The loot turning out to be medicine highlighted two things. First, how desperate the colonists on the periphery of the planetary system are for basic supplies. Second, Mal's someone convoluted honor: sure, he'll rob, but not from the needy. But he's not quite Robin Hood, since he is looking to make a profit. I hope that the money they got from Patience in the previous episode was substantial, because if they keep quitting jobs, it's going to be hard to make ends meet.

Mal has probably made a personal enemy of Niska, which can't be a good thing. Plus, Niska would seem to be in a position of some power and could put out a bad word about Mal, which could hurt them for getting future jobs. I did enjoy Mal "persuading" Niska's henchmen to return Niska's money: when the first guy didn't agree, Mal says darn and pushes him into the ship's engines. Killing someone shouldn't be funny, but the contrast between this action and a typical TV show was amusing - who needs torture or persuasion when you can just kill this guy and work with the next one?

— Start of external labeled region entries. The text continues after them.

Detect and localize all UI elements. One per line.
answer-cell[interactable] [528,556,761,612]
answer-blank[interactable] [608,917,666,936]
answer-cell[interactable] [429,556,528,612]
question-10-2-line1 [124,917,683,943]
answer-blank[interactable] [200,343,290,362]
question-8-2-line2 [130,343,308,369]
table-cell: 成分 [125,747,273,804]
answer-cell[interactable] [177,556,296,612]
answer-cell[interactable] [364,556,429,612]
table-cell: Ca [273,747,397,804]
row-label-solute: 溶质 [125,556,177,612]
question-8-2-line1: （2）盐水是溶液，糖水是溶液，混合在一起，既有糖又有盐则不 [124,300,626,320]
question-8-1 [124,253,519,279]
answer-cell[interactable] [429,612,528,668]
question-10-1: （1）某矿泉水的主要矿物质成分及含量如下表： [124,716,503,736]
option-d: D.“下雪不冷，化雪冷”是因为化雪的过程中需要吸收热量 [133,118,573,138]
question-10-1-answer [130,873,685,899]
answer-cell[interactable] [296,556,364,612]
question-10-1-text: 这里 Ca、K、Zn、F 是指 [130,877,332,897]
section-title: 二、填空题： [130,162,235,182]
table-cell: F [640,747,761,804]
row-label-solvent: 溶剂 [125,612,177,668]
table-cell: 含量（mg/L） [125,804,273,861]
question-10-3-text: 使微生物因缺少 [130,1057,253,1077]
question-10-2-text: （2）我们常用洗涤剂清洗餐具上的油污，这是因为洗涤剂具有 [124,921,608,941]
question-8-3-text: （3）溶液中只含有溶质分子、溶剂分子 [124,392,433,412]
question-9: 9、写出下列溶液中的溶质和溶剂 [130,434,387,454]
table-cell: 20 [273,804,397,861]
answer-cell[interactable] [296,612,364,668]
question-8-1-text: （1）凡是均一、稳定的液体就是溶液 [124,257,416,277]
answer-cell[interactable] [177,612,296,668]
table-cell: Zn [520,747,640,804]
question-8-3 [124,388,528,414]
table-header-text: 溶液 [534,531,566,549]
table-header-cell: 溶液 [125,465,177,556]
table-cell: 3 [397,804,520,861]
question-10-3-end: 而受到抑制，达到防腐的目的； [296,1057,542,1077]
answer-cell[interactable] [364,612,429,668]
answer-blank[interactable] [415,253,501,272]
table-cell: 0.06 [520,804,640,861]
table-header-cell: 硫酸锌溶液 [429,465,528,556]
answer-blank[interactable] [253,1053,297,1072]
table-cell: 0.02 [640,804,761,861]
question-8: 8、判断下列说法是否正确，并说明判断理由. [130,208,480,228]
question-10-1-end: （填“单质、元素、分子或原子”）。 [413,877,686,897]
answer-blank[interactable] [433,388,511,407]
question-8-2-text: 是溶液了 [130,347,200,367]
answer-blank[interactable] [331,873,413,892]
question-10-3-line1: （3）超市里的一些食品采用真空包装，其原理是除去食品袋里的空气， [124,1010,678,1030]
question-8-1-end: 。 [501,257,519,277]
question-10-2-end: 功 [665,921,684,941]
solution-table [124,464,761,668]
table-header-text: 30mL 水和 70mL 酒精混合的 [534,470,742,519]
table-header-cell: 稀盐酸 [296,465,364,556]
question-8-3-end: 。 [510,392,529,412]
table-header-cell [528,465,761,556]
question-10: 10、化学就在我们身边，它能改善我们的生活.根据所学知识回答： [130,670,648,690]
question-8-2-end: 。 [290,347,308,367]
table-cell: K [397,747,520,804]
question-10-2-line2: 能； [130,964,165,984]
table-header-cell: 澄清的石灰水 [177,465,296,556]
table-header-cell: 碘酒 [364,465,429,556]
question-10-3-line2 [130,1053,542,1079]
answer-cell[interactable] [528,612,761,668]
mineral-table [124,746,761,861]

We get more of a look at Mal's personality. First, his tradition of starting a brawl every Unification Day - he clearly hasn't gotten over the surrender of the Browncoats. Next, his glee when he realized they were going to pull off the train robbery right under the noses of the Alliance soldiers. Finally, even with Book's close questioning, he completely evades answering why he allowed Simon and River to stay - I think Book may be right, and the reasons aren't clear to himself. However, I do think that rebelling against the Alliance's wishes is a large part of it.